2. I learnt that growing up isn't a bad thing.

Everyone wants to stay young forever and no one can deny that growing older is flippin' scary stuff! Heck, the media, cosmetic companies and big corporations alike thrive on tapping into the most narcissistic of our insecurities and we can't help but get sucked in. It is scary though, I mean who can forget that free spirited feeling of being a teenager and only having school to worry about? Everything starts to feel more real and more stressful and more permanent the older you get and whilst it makes me want to bash my head against a wall sometimes, it's actually opened up many more opportunities. It struck me how having a job and being able to drive and making my own decisions, has allowed me to make friends, travel the world and also find myself. I'm not saying that I wake up cheery and motivated for work everyday, or that I like the expenses that come with adult life, but I certainly enjoy being able to make plans and enjoy myself!

One of the scariest parts of growing older however is commitment. My friends and I always used to joke about settling down and it actually stopped me from really thinking about my future seriously. Whenever someone would ask if I ever thought about marriage or children, I would snort at the very idea and awkwardly play with my hands, as I uncomfortably answered 'Maybe in the future?'. Because that's something only adults do isn't it? They plan for the future and surely I'm too young. But then one of my closest and dearest friends got married in 2016 and I started to wonder if I had been denying myself for too long.
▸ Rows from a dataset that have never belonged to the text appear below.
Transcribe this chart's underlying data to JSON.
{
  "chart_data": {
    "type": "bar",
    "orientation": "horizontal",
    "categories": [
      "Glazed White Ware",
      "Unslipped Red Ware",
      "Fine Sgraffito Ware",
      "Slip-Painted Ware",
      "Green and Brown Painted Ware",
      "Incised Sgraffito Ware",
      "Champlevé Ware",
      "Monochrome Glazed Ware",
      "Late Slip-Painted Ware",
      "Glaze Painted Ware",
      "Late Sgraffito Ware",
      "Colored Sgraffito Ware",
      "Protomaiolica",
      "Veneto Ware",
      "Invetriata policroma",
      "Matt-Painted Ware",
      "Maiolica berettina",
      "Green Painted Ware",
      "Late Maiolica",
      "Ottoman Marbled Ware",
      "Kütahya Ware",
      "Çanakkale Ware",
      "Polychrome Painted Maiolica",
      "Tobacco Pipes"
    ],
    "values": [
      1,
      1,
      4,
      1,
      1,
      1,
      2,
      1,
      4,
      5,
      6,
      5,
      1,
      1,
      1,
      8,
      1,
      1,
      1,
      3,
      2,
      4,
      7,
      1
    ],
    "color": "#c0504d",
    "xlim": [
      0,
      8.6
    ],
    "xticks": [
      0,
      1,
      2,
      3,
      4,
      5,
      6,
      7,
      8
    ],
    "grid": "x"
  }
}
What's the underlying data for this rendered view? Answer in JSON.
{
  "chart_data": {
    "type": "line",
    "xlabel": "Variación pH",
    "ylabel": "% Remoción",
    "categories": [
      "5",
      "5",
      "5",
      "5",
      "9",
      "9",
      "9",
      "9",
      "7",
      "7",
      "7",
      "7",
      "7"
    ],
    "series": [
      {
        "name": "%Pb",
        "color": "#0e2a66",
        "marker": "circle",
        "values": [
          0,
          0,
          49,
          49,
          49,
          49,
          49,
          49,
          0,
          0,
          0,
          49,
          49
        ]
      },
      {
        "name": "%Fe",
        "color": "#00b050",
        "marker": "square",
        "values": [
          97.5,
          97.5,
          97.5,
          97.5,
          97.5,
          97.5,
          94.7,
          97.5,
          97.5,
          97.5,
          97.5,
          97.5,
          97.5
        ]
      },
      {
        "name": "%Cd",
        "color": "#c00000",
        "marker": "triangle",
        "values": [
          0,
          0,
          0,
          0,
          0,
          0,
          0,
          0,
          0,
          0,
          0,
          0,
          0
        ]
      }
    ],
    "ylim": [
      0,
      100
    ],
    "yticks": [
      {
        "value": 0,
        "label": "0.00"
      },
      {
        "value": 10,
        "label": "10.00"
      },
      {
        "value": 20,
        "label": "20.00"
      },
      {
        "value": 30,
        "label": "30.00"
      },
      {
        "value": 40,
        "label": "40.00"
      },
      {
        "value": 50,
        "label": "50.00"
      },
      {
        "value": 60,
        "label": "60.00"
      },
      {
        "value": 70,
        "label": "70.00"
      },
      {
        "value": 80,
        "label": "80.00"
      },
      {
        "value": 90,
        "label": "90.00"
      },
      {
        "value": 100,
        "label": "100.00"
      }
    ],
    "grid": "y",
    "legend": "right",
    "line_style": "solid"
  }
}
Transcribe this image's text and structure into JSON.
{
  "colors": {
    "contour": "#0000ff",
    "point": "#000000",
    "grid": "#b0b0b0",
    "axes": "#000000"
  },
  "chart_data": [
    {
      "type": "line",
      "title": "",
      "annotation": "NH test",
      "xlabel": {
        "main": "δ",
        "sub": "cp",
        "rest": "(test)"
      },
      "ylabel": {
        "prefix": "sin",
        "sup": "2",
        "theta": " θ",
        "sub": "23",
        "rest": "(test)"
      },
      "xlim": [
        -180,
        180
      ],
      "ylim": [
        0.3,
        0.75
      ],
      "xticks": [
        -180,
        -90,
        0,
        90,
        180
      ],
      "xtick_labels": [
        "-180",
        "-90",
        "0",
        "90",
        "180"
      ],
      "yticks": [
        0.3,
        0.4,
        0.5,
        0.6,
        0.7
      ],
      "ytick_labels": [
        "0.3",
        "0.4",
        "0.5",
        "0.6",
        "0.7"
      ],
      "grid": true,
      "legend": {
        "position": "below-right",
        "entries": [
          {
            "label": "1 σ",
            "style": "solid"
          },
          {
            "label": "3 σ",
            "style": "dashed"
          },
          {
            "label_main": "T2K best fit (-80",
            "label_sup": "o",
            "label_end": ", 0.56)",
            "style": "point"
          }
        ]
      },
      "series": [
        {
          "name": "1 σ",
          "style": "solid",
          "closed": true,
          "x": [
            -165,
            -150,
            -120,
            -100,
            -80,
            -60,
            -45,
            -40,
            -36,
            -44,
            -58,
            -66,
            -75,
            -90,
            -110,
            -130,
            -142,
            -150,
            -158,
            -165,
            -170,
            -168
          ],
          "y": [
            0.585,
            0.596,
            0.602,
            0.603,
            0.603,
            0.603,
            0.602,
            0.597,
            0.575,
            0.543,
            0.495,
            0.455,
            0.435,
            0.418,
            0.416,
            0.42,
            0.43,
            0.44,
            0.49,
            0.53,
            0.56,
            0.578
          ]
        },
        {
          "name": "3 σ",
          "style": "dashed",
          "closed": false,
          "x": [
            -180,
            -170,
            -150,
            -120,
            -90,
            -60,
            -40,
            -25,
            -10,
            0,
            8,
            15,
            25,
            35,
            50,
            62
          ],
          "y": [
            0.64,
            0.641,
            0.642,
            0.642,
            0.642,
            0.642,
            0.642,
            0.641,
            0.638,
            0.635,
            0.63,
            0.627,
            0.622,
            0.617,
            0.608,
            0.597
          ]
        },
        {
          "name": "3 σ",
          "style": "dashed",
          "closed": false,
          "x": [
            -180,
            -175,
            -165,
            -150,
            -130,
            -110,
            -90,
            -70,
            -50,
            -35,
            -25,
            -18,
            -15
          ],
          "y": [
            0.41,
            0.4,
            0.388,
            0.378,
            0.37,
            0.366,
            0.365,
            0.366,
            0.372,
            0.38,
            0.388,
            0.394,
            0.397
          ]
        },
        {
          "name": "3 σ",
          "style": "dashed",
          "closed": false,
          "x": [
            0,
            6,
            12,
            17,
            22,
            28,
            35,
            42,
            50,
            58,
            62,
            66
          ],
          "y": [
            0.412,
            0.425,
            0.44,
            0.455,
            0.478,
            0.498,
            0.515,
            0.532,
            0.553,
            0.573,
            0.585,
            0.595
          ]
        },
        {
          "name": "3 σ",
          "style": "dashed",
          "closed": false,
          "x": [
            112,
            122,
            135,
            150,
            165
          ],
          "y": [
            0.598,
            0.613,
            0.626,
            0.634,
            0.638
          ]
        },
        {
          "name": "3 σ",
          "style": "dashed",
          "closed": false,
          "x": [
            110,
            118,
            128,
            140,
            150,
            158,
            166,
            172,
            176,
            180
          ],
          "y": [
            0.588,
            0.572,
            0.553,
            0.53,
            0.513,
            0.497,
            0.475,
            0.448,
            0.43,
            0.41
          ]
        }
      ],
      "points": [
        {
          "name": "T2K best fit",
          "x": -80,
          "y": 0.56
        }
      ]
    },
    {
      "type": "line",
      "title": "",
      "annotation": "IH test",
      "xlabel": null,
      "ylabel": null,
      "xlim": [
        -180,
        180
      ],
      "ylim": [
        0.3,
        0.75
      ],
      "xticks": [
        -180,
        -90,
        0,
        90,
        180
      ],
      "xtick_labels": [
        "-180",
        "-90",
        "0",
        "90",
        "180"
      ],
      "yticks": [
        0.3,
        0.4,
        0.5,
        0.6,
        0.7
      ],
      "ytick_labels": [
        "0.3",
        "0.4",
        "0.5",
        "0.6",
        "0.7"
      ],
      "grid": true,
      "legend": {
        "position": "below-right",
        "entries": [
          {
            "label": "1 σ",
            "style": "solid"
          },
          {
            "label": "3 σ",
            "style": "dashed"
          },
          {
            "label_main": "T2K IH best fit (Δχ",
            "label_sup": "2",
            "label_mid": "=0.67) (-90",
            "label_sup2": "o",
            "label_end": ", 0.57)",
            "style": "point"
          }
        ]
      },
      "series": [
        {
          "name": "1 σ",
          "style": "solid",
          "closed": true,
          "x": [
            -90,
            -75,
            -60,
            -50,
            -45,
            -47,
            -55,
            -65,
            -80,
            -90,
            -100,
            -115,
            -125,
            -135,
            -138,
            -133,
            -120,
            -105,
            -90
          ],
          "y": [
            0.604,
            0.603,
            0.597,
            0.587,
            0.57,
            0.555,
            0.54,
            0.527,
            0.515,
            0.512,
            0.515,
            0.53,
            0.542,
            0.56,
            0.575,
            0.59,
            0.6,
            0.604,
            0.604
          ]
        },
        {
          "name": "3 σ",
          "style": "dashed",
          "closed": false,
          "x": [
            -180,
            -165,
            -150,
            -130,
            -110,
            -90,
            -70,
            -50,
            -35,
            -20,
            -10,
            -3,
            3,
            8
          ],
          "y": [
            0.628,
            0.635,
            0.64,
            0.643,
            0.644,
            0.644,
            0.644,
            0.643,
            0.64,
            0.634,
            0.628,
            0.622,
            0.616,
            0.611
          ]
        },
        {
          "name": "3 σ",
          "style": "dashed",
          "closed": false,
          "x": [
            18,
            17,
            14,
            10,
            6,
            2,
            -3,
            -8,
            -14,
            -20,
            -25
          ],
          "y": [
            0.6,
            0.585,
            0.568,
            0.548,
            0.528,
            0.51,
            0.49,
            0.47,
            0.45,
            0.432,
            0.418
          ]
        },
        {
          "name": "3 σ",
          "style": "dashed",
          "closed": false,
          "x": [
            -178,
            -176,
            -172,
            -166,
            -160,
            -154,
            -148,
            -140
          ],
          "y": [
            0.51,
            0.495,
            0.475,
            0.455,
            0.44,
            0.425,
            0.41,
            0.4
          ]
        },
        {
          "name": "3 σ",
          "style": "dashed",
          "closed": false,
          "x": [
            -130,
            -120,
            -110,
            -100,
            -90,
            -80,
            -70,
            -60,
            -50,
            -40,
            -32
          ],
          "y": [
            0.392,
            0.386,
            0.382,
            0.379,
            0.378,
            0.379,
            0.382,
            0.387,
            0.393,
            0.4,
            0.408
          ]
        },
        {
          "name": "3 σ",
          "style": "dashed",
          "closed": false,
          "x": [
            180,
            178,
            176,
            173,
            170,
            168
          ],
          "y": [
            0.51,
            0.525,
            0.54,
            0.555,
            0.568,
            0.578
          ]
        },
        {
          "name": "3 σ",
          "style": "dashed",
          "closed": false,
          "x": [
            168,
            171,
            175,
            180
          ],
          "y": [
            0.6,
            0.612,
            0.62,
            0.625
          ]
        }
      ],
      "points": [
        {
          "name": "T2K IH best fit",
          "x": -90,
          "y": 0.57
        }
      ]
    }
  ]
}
Commitment isn't an adult thing at all, it's just another beautiful part of life and although it's not something that is in the cards right now, it's not something that I should feel embarrassed or worried about. It's now something that I really look forward to happening, but only when the time is right!




3. I let go of negative feelings.

I had never really realised before just how many negative experiences I had held onto over the years and how they had changed my general perception of life and situations. It's so easy to focus on the bad, rather than just let it go and move on and it lead me to continually pass judgement on situations that I didn't really understand. It's stopped me from achieving things and putting myself out there to really succeed and it also created a darker side to me that I just didn't like. A lot of things happened in 2016 that put life clearly into perspective for me and I had a brief period of time where I felt like I was on the verge of just breaking down, because I was certain that I was set up to constantly fail. I would consistently run over every little thing that had gone wrong since I was a teenager and constantly wondered 'why me?'. Before long it got so exhausting that I decided it needed to end.

I'm not going to tell you that I let go of everything as simply as a click of your fingers, but I did start to question everything I had ever held onto. How long ago did it happen? Has it really changed anything? Does it really matter? The more I analysed things, the sillier it all seemed that I allowed the past to decide my future and that had to stop. It wasn't just about the past experiences however, it was also about how I was going to handle situations going forward. There was a particular incident towards the end of the year where I put this new mindset into practice. It was a ridiculous situation that made me understand that even those closest to you can you let you down and although it was a pretty hurtful moment for me, I realised that the best thing for me was to move on. I decided that if someone could erase me so easily from their life, then they never deserved to be in mine and I've tried to give it little thought since. It's not easy, but it's definitely made me happier.